この子今、近づかないでって言った...?
ひょっとして僕嫌われちゃった...?
もしそうだったらこんなにも悲しいことはないぞ。おい。
「......」
え、本当にどうしよう。
詰んだ。
って言うか、何か地味に逃げられてるし。
ガチでこれは嫌われちゃったかも。
「......」
お願いだからなんか喋って....
すると。
「おにいちゃん、ボクのことこわくないの?いやじゃないの?きらいじゃないの?
なんでボクについてくるの?こわいよ。」
やっと喋った!!!
って言うか、さっきは気付かなかったけれど、この子、一人称が ”ボク” !?
やばい最高級に可愛い。
ボクっ子良いね。
最高。
しかも念願の ”おにいちゃん” 呼び。
もう最高。神の極み。
そしてボク、君のことを怖いとも嫌とも嫌いとも一度も思ったことはないぞ。
むしろ天使だと思うよ。
うん。最後「怖いよ」って言われたことについてはひとまずスルーだ。
「あのさ、おにいちゃん。」
うん。何でも言ってくれよボク。
君の言う事ならば何なりと聞こうじゃないか!!
何せ生まれてこの方運に味方をされたことがない僕への神様からのお告げだからね!
さあ、なんなりと言ってくれ!
僕が寛大な心を持ってしてなんなりと叶えさせてあげようではないか!
「ボクをひろってくれる...?」
...ん?
今なんて言った...?
何か、拾ってくれるとかそういう単語が聞こえた気がするんだけどなぁ。
お兄ちゃんの気のせいかな。
あははあははあはは。
「やっぱりそうなんだ。そうやってボクがおねがいをするとみんなはなれていく。
やっぱりみんなボクのこときらいなんだね。
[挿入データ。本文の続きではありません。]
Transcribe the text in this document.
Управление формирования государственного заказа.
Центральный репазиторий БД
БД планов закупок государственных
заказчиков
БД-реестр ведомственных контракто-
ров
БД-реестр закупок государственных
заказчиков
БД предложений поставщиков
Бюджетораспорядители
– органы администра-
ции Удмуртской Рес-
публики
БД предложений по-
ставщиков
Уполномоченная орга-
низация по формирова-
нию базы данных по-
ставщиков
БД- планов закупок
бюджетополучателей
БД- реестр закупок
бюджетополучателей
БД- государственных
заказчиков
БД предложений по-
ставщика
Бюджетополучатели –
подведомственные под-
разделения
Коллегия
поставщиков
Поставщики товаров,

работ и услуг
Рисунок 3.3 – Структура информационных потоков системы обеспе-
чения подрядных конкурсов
うわっつらだけなんだね。
――やっぱりにんげんってひどいね。」
そんなことは無いぞ!?
何を言っているんだこの子は!?
そんなつまらなさそうな顔しないで!お願いだから!
っていうか諦めるの早。思考回路とてつもないしな。
「ねえ、どっちなの...?はやくこたえてよ。
まあどうせみんなむりっていうんだろうけどね。
ボクはほかのひとたちにとってじゃまものなんだよ。いらないんだよ。
そうやってわすれられていくんだよ。もうやだよ。」
やばい。ちょっと涙出てきそう。
いつの間にかこんな思考回路になってしまったなんて......。
なんか母性出てきそう。んなはず無いんだけど。
だから僕はその子に声を掛けた。自分の思いを伝えるべく。
「僕は君のことを怖いと思ったことは一度も無い。
そして、君が良いなら僕の家においでよ。」
ああ言ってしまった...
さて、この子の反応はどうだろう。
「ほんと?じゃあいっしょにすむ。けどじゃまになったらボクをすててもいいよ。
ボクはそういうひとだから。けっきょくみんなそうなんだ。
さいしょはみんなそういう。けどあとからボクのことをだますんだ。」
なんてことを言うんだ!?
邪魔なわけがなかろう!!
「お兄ちゃんはそんなことしないよ。
――さあ、帰ろう。」
そんなこんなで僕とロリの生活が始まった。